I have a custom model which adheres to the hugginface spec which allows me to used save_pretrained
and from_pretrained
to correctly save and load models from local directories.
After pre-training the model I want to finetune the model with extra layers. All the original layers stay frozen and new layers are introduced for the finetuning task. When I save this new model I want to be able to save only the unfrozen layers to save disk space, and then when loading this model I want to load the original pre-trained layers from the first checkpoint and the new layers from the second checkpoint. Is this at all possible using the functions provided by the transformers
library? This is similar to loading adaptors from a PEFT model, however I am not using the PEFT library and nor am I actually using actual adaptors as these are entirely new components present in the fine-tuned model class, but absent in the pre-trained model class.
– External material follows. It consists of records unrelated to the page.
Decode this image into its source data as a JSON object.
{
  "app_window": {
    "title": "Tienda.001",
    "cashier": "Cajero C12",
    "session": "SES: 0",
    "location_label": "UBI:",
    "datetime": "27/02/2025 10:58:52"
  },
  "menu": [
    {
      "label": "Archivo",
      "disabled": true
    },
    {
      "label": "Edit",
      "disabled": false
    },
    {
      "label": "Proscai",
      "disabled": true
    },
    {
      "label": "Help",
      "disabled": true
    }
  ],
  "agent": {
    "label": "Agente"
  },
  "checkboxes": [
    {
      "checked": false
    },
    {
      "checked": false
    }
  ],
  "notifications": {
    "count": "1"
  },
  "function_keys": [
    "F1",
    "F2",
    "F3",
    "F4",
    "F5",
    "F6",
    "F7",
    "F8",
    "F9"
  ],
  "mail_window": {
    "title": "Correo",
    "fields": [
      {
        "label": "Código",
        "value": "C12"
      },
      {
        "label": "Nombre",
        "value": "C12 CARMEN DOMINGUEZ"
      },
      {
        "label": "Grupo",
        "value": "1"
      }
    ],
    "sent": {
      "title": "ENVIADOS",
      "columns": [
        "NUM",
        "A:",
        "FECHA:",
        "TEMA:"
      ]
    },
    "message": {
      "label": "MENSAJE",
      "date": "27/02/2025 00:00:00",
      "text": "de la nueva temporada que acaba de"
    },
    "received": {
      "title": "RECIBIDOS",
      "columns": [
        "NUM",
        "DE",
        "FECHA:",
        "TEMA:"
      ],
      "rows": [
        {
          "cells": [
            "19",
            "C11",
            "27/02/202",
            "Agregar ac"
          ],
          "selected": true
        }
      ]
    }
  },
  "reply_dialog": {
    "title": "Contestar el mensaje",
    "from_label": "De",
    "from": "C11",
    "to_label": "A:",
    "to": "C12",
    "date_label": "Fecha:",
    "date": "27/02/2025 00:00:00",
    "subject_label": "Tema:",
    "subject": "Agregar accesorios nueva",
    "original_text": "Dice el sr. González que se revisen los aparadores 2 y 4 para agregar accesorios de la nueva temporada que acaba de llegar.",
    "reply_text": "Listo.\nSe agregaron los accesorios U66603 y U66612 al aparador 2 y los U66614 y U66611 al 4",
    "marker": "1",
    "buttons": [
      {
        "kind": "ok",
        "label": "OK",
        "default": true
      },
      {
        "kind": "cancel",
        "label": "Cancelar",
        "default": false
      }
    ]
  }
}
I want to be able to do something like this:
modelA = MyCausalModel()
train( modelA )
modelA.save_pretrained( '/modelA' )
...
modelB = MyCausalModelWithHead.from_pretrained( '/modelA' )
modelB.backbone._requires_grad( False )
modelB.new_layers._requires_grad( True )
train( modelB )
modelB.save_pretrained( '/modelB', only_new_layers=True )
...
restored_modelB = MyCausalModelWithHead.from_pretrained( 'modelA', 'modelB' )